Rappeler ces acquis, ce n’est pas se complaire dans un « tout va bien » qui sonnerait faux dans ces temps troublés, c’est simplement revendiquer la capacité de l’Europe à s’adapter, à construire de nouveaux outils politiques, sur des enjeux vitaux pour sa survie, dès lors que les gouvernants écoutent vraiment les peuples.
Enclencher un mouvement

L’Union a survécu à la crise bancaire, à la crise économique et à la crise sécuritaire. Si elle veut continuer à progresser, elle doit relever le défi des droits sociaux. Pour que l’Europe demeure, elle doit garantir la pérennité de son modèle de protection sociale.

Nous ne devons pas accepter que la compétitivité de chacune des économies se construise en prenant la situation des salariés comme variable d’ajustement. Je suis convaincu qu’il faut enclencher un mouvement. Bien sûr, il prendra du temps, mais demeurer statique sur la question des droits sociaux c’est condamner le projet européen. A l’inverse, et je le dis avec autant de force, rejeter l’Europe comme espace de projection de notre pays dans l’avenir, c’est condamner aussi la France.

C’est pourquoi nous avons décidé d’organiser ce jeudi 2 mars à Paris une conférence sociale européenne, rassemblant plus de douze pays, des représentants des institutions européennes et des responsables syndicaux, dont l’ambition sera, à la suite de l’initiative lancée par la Commission européenne, d’établir un socle européen des droits sociaux.

Il s’agit d’abord de doter l’Europe de règles communes en matière de conditions de travail, en commençant par l’instauration progressive d’un salaire minimum décent fixé à 60% du salaire médian national. L’évolution du travail dans nos sociétés doit aussi nous conduire à jeter les bases de droits nouveaux, tel que le droit à la déconnexion pour les salariés.

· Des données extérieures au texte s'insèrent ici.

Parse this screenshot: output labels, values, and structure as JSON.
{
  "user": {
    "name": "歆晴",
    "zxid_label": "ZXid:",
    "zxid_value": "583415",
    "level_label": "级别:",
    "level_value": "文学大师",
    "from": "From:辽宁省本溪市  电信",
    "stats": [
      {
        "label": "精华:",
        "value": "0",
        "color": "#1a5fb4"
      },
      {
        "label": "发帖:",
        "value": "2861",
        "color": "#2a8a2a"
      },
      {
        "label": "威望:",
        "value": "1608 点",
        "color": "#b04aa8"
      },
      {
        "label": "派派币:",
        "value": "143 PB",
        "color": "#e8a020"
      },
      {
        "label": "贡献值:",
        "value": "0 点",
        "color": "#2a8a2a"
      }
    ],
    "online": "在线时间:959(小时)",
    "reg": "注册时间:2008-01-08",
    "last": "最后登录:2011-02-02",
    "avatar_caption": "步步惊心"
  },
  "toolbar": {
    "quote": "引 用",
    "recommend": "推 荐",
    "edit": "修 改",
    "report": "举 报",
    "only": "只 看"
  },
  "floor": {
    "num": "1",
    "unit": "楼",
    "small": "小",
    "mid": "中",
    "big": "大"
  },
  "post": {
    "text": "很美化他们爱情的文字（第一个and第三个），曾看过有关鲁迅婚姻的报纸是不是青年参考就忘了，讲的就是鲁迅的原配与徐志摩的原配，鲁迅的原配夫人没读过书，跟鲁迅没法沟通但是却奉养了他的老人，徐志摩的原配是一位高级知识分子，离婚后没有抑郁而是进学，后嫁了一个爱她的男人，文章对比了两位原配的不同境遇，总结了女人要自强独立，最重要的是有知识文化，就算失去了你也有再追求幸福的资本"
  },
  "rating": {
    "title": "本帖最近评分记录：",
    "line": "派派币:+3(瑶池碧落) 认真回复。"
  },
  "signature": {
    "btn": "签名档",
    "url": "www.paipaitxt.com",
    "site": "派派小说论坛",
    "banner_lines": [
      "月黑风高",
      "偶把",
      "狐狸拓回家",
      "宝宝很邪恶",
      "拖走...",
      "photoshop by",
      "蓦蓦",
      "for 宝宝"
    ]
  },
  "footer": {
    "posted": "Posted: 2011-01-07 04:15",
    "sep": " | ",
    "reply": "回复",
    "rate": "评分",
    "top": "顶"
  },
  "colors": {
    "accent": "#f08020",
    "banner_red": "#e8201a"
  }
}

Nous devons ensuite travailler à la mise en place d’un marché du travail plus ouvert et plus juste. Il nous faut pour cela renforcer considérablement la lutte contre les fraudes au détachement, qui minent la confiance dans le marché intérieur : c’est l’objet de la révision de la directive de 1996 qui est en cours.

La France sera intransigeante sur ce dossier. Il faut aussi renforcer la mobilité des apprentis et des étudiants et faire respecter le principe fondamental de l’égalité professionnelle entre les femmes et les hommes.

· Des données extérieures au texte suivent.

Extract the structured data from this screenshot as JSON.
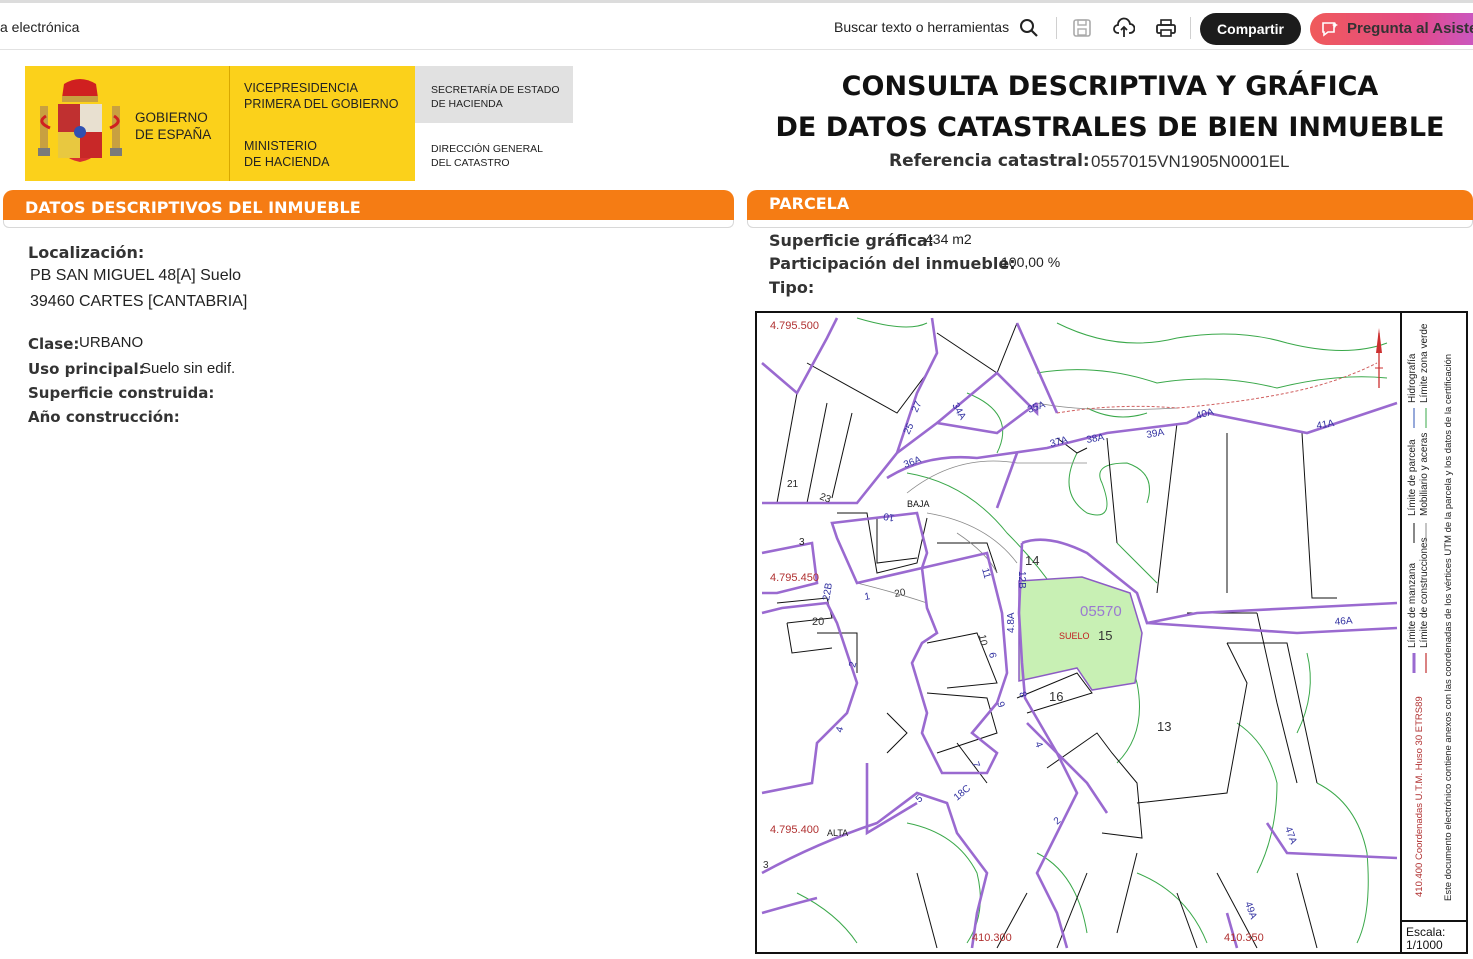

Enfin, l’Union européenne doit mieux protéger les travailleurs des aléas de la vie professionnelle. Il faut leur permettre de disposer toute leur vie d’un filet de sécurité, quelles que soient les ruptures de leurs parcours professionnel. Il faut aussi prendre en compte les nouvelles formes d’emploi qui sont en train de bouleverser les marchés du travail, notamment à travers les plateformes numériques.

Ces ambitions sont fortes, le travail de conviction à conduire sera difficile. Mais on le voit, nous pouvons faire bouger les positions, nous devons assumer des désaccords, comme nous l’avons fait sur le détachement des travailleurs, rien ne serait pire en effet qu’un consensus de façade cachant au fond des vraies divergences de vue sur notre projet politique. Je crois à la capacité des politiques, dans la durée, à convaincre, à construire du rapport de force, à dialoguer avec les peuples pour déployer cette ambition.

L’Europe est depuis 1958 un projet politique fondé sur des valeurs communes, et non un simple marché. La justice sociale et la solidarité sont au coeur de ce projet, au même titre que la démocratie et le respect de l’Etat de droit. La définition d’un socle européen des droits sociaux constitue une occasion historique de montrer à nos concitoyens que l’Union européenne leur apporte davantage de sécurité au sein d’un monde tellement incertain

Nous ne convaincrons nos concitoyens que par les actes. Les mots se sont épuisés à force de ne pas trouver de traductions concrètes. Je crois que nous pouvons engager aujourd’hui un mouvement irréversible"./.